Plan a balanced vegetarian diet



The step taken when choosing to become a vegetarian is very important. Since the first meals that are made by giving up meat and fish, it is important to go and fill the "void" left by these foods with others that are well suited to our needs.

Every self-respecting balanced vegetarian diet is studied on the person and tends to avoid harmful deficiencies for the body.

To this end, it is very useful to inquire about the properties of those vegetarian foods that may not even have been considered, like various seeds, soy derivatives, legumes, vegetables, wild plants and cereals, in order to compose and take a healthy and balanced vegetarian diet.

Often, for this purpose, readings and books on vegetarianism are useful, but also websites and blogs that can talk about what it really means to be a vegetarian .

A balanced vegetarian diet: what to check?

It is now known that a well-balanced vegetarian diet gives the body longevity, balance and health.
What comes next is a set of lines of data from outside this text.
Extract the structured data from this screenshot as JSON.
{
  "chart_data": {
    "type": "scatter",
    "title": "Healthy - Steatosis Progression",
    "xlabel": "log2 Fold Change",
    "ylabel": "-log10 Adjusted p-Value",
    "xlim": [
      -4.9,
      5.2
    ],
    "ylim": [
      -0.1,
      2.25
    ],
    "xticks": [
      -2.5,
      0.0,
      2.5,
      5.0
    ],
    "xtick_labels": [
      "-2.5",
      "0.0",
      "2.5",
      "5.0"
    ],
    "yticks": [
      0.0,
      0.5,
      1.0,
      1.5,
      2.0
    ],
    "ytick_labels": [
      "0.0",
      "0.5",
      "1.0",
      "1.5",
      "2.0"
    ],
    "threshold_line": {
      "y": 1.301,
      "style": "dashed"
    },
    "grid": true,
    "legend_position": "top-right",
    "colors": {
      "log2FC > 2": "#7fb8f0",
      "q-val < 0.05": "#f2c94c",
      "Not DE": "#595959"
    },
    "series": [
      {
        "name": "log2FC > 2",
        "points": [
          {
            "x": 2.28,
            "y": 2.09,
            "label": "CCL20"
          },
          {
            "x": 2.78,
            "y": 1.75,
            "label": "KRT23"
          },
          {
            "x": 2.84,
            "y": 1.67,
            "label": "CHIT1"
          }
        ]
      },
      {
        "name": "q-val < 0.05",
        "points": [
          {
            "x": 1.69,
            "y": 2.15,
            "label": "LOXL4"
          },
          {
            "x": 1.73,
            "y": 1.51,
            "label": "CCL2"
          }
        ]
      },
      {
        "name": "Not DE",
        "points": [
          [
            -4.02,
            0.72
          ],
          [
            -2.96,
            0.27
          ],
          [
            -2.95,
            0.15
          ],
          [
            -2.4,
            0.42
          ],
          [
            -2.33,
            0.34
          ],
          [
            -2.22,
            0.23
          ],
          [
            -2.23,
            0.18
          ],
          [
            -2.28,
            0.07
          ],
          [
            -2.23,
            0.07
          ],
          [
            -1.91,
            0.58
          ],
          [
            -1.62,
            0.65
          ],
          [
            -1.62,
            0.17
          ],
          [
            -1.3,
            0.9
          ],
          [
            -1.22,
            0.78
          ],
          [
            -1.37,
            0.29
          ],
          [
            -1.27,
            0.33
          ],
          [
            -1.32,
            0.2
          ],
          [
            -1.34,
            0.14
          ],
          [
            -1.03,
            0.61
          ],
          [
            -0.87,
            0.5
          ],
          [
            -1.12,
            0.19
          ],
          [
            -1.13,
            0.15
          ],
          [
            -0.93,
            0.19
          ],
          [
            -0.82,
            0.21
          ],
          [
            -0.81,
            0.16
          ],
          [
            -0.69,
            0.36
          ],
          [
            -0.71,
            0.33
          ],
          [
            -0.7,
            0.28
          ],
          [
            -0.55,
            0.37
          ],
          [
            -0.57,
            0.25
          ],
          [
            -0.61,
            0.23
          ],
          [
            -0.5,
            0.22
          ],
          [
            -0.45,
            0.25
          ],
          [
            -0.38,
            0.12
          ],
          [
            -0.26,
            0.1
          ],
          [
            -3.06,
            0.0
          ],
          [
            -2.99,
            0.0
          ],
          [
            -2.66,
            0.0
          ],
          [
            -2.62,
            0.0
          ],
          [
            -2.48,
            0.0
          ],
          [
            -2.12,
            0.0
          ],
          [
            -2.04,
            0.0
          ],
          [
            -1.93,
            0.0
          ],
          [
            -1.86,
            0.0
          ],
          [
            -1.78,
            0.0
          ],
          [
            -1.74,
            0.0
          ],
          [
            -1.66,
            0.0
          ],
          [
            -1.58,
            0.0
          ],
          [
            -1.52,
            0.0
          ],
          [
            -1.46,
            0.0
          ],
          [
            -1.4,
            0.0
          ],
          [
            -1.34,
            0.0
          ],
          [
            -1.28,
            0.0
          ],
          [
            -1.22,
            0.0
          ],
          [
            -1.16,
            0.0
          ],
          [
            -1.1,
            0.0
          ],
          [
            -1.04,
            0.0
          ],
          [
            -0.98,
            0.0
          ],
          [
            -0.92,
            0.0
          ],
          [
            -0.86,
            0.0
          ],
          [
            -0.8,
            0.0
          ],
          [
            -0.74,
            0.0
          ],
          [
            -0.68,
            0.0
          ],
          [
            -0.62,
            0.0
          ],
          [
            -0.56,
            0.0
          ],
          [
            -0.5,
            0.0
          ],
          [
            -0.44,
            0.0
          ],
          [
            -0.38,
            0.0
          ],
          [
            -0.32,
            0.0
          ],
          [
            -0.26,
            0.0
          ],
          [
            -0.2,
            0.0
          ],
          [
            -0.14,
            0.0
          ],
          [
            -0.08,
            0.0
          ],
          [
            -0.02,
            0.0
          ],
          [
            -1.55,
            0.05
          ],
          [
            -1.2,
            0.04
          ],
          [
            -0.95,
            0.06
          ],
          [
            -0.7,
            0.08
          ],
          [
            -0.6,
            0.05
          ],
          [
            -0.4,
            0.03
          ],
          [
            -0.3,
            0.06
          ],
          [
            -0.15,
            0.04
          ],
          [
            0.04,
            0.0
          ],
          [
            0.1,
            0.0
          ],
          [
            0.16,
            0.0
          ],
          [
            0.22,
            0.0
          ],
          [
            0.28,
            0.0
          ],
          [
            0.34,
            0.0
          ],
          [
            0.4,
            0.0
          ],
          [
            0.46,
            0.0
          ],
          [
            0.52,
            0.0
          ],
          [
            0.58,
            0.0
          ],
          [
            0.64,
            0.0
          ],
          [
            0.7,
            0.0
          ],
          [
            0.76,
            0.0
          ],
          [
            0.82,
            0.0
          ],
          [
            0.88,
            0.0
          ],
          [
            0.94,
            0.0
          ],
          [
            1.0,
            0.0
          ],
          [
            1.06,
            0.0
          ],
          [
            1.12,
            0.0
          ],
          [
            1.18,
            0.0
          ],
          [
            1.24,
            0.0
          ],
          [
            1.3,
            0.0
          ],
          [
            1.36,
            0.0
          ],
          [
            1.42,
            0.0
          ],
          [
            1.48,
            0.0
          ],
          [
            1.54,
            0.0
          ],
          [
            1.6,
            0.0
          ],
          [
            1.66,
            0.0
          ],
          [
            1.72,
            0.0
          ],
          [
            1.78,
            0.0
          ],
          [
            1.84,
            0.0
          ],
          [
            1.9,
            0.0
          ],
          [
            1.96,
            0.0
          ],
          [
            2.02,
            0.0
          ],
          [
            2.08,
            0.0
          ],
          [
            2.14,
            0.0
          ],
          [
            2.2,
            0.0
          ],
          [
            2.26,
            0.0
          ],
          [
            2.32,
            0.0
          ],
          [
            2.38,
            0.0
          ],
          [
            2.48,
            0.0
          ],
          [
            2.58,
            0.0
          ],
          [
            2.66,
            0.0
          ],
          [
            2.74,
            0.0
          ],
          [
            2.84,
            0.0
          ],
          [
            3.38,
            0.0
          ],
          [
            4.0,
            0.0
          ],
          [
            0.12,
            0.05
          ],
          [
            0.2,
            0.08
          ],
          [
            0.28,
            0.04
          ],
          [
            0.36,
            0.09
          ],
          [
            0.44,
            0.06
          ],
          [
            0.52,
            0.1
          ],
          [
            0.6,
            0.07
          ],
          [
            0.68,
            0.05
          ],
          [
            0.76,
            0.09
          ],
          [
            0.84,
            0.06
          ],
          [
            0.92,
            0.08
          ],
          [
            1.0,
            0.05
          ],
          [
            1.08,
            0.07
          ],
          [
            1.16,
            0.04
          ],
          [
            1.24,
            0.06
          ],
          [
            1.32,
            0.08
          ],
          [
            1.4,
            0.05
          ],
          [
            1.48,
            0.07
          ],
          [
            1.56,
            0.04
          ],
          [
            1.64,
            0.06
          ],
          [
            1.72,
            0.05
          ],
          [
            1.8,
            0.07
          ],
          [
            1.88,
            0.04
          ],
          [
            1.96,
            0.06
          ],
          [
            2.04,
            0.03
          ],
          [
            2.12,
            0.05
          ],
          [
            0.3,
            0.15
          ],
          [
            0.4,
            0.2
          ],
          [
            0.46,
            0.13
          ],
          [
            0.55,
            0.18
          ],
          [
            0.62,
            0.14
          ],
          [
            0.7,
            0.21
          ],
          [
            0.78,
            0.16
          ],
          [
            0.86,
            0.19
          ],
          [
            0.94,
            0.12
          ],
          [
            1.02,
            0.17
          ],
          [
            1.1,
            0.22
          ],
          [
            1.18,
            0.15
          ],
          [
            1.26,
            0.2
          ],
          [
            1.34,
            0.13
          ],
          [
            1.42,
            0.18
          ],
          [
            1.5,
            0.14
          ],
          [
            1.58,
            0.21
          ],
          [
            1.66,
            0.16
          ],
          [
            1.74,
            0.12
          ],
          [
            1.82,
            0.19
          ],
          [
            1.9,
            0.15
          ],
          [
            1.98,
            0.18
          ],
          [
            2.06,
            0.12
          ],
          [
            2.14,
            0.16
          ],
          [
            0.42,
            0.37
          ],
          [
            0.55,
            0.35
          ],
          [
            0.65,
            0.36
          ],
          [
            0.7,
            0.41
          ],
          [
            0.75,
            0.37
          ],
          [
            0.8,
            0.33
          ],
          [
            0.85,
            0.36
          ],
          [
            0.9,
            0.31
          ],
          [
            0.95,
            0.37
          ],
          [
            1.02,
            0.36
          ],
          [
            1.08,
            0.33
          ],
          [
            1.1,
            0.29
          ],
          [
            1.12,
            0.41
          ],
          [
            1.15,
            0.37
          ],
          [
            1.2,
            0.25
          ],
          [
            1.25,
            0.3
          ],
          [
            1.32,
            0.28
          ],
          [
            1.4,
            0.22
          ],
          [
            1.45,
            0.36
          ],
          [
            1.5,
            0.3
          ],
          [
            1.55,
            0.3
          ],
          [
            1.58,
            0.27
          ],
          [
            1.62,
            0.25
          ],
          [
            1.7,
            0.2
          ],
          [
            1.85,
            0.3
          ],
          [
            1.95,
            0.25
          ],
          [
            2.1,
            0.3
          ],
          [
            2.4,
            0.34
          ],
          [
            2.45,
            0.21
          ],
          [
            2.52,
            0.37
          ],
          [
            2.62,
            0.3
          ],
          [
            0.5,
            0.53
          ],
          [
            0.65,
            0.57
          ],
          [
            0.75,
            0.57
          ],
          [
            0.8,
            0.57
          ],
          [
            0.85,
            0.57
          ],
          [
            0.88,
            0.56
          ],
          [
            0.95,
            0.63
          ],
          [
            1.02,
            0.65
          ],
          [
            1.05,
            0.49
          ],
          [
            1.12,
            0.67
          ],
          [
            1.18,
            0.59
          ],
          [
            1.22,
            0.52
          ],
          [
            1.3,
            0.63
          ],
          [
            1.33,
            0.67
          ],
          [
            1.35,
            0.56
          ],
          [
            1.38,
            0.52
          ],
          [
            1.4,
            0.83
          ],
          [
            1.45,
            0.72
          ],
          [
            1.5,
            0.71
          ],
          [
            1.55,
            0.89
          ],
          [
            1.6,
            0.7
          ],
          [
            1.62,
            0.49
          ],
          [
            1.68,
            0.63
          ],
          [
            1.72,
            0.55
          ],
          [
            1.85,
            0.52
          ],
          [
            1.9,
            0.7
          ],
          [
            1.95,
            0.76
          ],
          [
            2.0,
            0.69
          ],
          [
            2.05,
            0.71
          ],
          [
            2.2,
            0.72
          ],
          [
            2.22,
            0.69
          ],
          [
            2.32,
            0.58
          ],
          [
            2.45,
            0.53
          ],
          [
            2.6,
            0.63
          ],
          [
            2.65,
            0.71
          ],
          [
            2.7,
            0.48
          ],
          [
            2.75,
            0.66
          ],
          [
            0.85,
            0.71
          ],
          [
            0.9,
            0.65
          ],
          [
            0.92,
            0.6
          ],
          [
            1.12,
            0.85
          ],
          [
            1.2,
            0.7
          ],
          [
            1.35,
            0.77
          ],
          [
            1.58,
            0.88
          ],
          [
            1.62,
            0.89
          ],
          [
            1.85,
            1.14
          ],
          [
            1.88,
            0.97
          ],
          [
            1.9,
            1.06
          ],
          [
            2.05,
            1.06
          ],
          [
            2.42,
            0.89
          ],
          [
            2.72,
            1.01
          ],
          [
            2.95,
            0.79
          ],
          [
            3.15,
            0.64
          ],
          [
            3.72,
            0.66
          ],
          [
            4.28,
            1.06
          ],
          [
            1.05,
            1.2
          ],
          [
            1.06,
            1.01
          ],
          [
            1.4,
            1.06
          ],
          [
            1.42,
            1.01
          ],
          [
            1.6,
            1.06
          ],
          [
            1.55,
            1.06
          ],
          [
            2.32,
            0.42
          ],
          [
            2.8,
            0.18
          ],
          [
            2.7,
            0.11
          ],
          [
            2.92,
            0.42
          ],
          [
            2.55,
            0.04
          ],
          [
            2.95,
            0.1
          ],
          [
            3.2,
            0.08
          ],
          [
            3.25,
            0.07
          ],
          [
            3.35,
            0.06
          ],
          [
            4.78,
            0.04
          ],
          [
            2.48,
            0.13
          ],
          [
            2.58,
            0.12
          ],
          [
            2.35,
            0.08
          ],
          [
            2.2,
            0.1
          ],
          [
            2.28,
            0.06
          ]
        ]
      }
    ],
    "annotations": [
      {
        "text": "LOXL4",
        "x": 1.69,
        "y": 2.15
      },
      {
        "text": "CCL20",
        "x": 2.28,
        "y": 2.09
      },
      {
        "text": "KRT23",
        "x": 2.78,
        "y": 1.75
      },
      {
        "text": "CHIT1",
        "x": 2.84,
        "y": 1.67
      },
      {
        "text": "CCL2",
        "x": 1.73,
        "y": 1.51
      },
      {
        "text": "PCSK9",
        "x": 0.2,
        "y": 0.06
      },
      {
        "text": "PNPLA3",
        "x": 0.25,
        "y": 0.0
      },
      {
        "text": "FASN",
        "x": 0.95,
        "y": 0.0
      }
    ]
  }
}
The question that arises is, once we become vegetarians, how do we understand if we are feeding properly?

First of all it is important to have blood tests that always check the body values, at least once a year. Sometimes it happens that we see shortcomings, especially in the early days when we follow a vegetarian diet, specifically with regard to vitamin B12 .

No fear. To plan a balanced vegetarian diet, you can take supplements based on cobalamin, or cyanocobalamin, true vitamin B12, for a certain period. Then our body will learn by itself to regulate itself. Serious cases of vitamin B12 deficiency are very rare, even in long-term vegans.

A balanced vegetarian diet: what do you expect?

Assuming the vegetarian diet over a period of one week, in order to be balanced, it will have to provide for a correct balance of proteins, carbohydrates, vitamins (especially vitamin B12 and vitamin C) and minerals (iron).

In addition to fruits and vegetables to be taken daily, it is important to consider and never be missed: an adequate daily dose of seeds and nuts (walnuts, almonds, pistachios, pine nuts, peanuts) daily of plant or animal milk (goat's milk or cow), yogurt, about three times a week soy and derivatives (seitan, tofu, tempeh), legumes and cereals, preferably whole, every day, once or twice a week the eggs, two or three times the cheese .

It is important to never miss cereal in the form of flakes in the morning, better if supplemented with vitamin B12. Honey and brewer's yeast are also excellent sources of important nutrients.